On 19 March 2012 00:59, Chris Smith
On Mar 18, 2012 6:39 PM, "Florian Hartwig"
wrote: GSoC stretches over 13 weeks. I would estimate that implementing a data structure, writing tests, benchmarks, documentation etc. should not take more than 3 weeks (it is supposed to be full-time work, after all), which means that I could implement 4 of them in the time available and still have some slack.
Don't underestimate the time required for performance tuning, and be careful to leave yourself learning time, unless you have already extensively used ThreadScope, read GHC Core, and worked with low-level strictness, unpacking, possibly even rewrite rules.

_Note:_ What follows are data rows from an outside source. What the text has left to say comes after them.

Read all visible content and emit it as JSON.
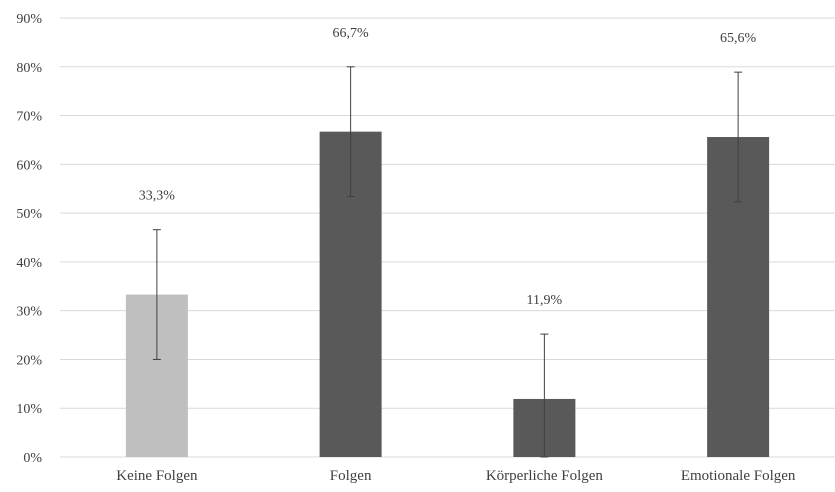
{
  "chart_data": {
    "type": "bar",
    "title": "",
    "xlabel": "",
    "ylabel": "",
    "categories": [
      "Keine Folgen",
      "Folgen",
      "Körperliche Folgen",
      "Emotionale Folgen"
    ],
    "values": [
      33.3,
      66.7,
      11.9,
      65.6
    ],
    "data_labels": [
      "33,3%",
      "66,7%",
      "11,9%",
      "65,6%"
    ],
    "error_bars": [
      {
        "low": 20.0,
        "high": 46.6
      },
      {
        "low": 53.4,
        "high": 80.0
      },
      {
        "low": 0.0,
        "high": 25.2
      },
      {
        "low": 52.3,
        "high": 78.9
      }
    ],
    "bar_colors": [
      "#bfbfbf",
      "#595959",
      "#595959",
      "#595959"
    ],
    "error_bar_color": "#404040",
    "ylim": [
      0,
      90
    ],
    "yticks": [
      0,
      10,
      20,
      30,
      40,
      50,
      60,
      70,
      80,
      90
    ],
    "ytick_labels": [
      "0%",
      "10%",
      "20%",
      "30%",
      "40%",
      "50%",
      "60%",
      "70%",
      "80%",
      "90%"
    ],
    "grid": true,
    "grid_color": "#d9d9d9",
    "legend": "none"
  }
}
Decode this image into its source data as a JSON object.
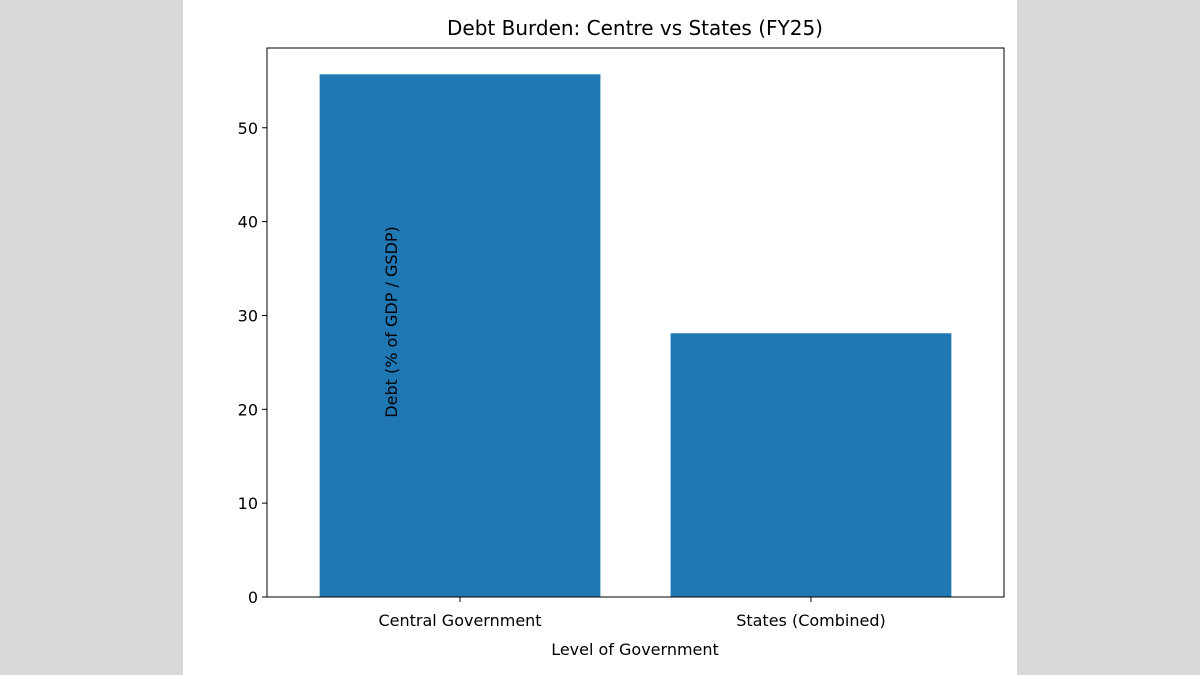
{
  "chart_data": {
    "type": "bar",
    "title": "Debt Burden: Centre vs States (FY25)",
    "xlabel": "Level of Government",
    "ylabel": "Debt (% of GDP / GSDP)",
    "categories": [
      "Central Government",
      "States (Combined)"
    ],
    "values": [
      55.7,
      28.1
    ],
    "ylim": [
      0,
      58.5
    ],
    "yticks": [
      0,
      10,
      20,
      30,
      40,
      50
    ],
    "bar_color": "#1f77b4",
    "grid": false,
    "legend": "none"
  }
}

I suspect that the measurable performance benefit from lockless data structures might be tricky to tease out of the noise created by unintentional strictness or unboxing issues. And we'd be much happier with one or two really production quality implementations than even six or seven at a student project level.
-- Chris Smith
Thank you, Hofstadter's law definitely rears its head in many of my projects. I do have some experience with ThreadScope and strictness issues, but you I agree that I'm probably underestimating the time I need to learn. I also agree that my focus would be on quality rather than quantity. I quite like the modularity of this project, because it minimises the chance of having a lot of half-finished but useless code at the end of summer.